Sustainable radio frequency (RF) wireless energy transfer (WET) is a promising solution for powering large-scale Internet of Things (IoT) ecosystems, as overcoming the limitations of traditional battery-powered devices in terms of maintenance, scalability, and environmental impact. Although energy-saving techniques can prolong the operation of devices, they are limited by the small battery capacities that IoT devices can typically accommodate. In this context, RF-WET serves as a complementary technology by enabling continuous, contactless power delivery using so-called power beacons (PBs), helping to sustain device operation and thereby reducing frequent maintenance. This thesis develops efficient charging strategies to support sustainable RF-WET.

We begin by identifying key challenges and research directions towards realizing sustainable RF-WET systems. Then, we study PBs deployment strategies that exploit knowledge of device locations and battery states to meet devices' energy outage constraints with minimal transmit power. The impact of ambient energy source (\textit{e.g.}, sunlight, wind) availability in enabling self-sufficient PBs is also examined. To improve efficiency, we design a low-complexity charging protocol that leverages system non-linearities and explore both time- and space-division strategies to minimize energy consumption.

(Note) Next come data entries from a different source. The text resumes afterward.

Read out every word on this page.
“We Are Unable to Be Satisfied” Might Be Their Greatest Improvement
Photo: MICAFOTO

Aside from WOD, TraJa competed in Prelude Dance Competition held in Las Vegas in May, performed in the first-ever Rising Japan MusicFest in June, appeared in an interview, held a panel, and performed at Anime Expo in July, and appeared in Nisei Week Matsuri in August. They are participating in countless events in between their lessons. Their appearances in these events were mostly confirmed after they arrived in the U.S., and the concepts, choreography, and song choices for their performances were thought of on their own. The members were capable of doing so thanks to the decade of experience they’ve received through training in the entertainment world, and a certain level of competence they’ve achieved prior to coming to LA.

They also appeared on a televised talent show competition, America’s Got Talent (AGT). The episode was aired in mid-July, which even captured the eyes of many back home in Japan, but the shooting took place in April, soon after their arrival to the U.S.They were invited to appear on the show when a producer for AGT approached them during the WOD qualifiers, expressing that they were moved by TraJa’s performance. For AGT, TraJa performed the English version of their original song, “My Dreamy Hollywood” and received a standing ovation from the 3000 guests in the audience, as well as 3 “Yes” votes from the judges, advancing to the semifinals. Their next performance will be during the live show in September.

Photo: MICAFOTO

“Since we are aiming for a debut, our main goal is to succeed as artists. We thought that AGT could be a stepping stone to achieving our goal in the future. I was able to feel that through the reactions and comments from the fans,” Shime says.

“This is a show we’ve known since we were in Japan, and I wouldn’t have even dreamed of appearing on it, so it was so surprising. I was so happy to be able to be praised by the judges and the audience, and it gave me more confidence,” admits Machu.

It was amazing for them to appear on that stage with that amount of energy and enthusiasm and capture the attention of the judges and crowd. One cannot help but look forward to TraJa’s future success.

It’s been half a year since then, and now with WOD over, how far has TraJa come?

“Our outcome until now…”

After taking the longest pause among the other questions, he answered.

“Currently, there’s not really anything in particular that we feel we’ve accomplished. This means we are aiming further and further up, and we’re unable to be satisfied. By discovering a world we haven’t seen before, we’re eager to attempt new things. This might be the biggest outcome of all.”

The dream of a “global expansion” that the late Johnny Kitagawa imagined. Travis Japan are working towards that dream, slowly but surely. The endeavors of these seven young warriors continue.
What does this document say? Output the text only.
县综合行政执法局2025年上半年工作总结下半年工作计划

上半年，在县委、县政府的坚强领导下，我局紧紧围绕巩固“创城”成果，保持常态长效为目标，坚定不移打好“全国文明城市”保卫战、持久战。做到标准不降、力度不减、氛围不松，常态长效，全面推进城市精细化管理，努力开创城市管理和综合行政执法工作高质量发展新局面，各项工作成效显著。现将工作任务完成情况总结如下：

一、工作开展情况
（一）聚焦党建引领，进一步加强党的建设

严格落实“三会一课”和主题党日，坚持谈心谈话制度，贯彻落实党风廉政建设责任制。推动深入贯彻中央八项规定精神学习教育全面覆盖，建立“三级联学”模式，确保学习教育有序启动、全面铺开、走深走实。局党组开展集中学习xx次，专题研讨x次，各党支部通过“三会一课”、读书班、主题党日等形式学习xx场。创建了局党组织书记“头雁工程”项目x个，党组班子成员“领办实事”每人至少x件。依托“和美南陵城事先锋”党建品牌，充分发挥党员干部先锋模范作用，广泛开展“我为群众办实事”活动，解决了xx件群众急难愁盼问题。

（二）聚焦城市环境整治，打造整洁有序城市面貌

Scalable PB architectures are also investigated, with a focus on power consumption and electromagnetic field exposure of PBs equipped with reconfigurable surfaces. We analyze how the PB geometry, operating frequency, and device power needs influence both PB's power consumption and power density in the vicinity of the served device. Finally, we propose a power-minimization optimization framework for PBs with movable antennas that overcomes the intrinsic interdependency of the system variables. We evaluate key factors affecting the power consumption and shed some light on how channel propagation conditions are influenced by both the number of antennas and the distribution of devices in the network.

All in all, the proposed techniques demonstrate potential to advance sustainable RF-WET as a long-term solution for meeting current and future charging demands of IoT networks. It is our expectation that the novel ideas presented in this thesis will contribute to shaping the development and implementation of next-generation sustainable WET technologies.